A major factor, which is making the outbreak so difficult to contain, is the poor health care systems available in the infected countries. Reingold ensured that most high-income countries, such as those in Europe or the U.S., are fully equipped with preventing the transmission of Ebola. These countries would be better equipped at “making sure suspected patients are treated and isolated and appropriate measures are taken for the health care workers taking care of them.” As for getting on an airplane and even going to the affected countries for work, Reingold insists that he “would have no fear or concern.”

Even doctors and health care workers currently stationed in outbreak hotspots report feelings of optimism, according to the World Health Organization. “On the first days I was seeing bodies being taken away; on my fourth day, I saw the first patient discharged. It was my greatest moment so far,” explained Maurico Ferri, a Brazilian intensive care specialist working in Kenema, one of the most affected areas in Sierra Leone.

International Collaboration

The CDC reported that as of July 27 the total number of deaths from the Ebola outbreak was 729. Still, the World Health Organization does not advise any travel restrictions on Liberia, Sierra Leone, Nigeria, or Guinea, “based on the current information available for this event.”

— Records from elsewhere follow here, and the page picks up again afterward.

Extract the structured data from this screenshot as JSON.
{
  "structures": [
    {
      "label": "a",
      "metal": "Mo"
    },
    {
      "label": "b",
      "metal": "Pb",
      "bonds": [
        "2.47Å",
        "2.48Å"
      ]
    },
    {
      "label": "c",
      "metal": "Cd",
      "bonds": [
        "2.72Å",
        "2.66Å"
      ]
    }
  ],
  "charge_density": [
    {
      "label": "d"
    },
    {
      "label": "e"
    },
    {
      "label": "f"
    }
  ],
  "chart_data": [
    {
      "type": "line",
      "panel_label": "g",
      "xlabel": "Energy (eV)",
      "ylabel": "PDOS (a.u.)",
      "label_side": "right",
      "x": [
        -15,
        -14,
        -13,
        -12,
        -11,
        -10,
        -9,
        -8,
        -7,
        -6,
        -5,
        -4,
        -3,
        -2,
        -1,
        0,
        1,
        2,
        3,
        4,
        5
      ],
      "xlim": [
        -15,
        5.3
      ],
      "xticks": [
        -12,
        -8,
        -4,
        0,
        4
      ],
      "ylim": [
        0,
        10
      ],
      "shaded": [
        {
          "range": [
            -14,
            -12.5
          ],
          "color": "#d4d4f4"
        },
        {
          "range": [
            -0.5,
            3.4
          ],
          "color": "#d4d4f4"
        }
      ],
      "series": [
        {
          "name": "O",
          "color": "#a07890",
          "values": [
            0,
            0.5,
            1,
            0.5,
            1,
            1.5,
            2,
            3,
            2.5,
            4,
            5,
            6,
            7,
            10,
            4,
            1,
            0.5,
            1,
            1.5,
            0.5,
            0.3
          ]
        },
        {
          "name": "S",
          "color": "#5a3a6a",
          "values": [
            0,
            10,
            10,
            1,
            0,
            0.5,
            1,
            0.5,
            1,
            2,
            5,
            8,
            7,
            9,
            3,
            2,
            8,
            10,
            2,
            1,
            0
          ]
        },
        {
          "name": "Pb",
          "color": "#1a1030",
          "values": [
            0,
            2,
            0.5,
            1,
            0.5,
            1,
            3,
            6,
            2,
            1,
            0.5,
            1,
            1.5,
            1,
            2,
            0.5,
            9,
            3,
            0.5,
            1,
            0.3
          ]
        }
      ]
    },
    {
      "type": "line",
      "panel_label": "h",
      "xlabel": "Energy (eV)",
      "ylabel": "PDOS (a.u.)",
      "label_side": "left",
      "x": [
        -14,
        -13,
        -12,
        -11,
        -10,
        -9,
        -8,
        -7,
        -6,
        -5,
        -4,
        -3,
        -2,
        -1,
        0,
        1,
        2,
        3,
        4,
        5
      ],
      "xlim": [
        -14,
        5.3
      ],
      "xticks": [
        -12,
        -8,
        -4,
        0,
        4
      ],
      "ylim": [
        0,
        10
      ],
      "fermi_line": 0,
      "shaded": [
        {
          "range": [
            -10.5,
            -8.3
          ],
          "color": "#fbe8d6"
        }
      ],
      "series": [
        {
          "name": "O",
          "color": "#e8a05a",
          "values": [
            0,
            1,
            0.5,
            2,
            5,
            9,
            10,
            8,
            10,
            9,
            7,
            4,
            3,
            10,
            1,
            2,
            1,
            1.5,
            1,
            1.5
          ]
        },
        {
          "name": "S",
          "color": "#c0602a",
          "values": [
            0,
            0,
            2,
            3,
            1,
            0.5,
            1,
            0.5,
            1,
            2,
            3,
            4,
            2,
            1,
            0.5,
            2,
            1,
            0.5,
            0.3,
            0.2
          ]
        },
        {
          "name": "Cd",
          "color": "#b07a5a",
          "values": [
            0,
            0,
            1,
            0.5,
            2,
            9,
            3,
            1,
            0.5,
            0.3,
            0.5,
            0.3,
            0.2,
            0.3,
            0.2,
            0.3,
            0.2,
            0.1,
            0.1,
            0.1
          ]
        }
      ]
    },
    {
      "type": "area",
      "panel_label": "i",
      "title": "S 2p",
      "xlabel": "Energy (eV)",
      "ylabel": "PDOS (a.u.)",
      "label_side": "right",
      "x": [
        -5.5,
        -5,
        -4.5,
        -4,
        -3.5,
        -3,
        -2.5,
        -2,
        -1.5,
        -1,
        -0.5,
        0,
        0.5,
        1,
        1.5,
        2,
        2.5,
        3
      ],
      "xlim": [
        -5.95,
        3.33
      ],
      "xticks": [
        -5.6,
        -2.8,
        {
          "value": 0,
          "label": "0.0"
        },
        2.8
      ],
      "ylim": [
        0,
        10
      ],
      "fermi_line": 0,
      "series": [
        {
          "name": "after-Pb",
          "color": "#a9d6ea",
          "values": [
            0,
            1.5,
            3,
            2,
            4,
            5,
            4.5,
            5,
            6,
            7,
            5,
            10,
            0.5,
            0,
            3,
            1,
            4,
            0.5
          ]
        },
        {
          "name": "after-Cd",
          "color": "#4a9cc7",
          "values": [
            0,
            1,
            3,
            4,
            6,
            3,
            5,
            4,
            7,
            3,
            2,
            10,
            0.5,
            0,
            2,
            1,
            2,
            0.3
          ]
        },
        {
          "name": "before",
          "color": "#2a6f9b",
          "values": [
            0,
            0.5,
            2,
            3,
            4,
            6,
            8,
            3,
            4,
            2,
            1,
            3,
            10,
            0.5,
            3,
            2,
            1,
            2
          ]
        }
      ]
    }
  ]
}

Discussions continue to be held with “donor community, development partners as well as international agencies at a global level,” to address the need to rapidly deploy additional human and financial resources to help stop the Ebola outbreak, a recent WHO update reported. Organizations currently involved in the effort are the WHO, CDC, MSF, UNICEF, IFRC, Institute Pasteur of Dakar, Save The Children, Plan Guinea, and the Sub-regional Ebola Outbreak Coordination Center (SEOCC) in Conakry, Guinea, in charge of leading this international effort. Efforts are being made to increase and strengthen the health sector response in all four infected countries.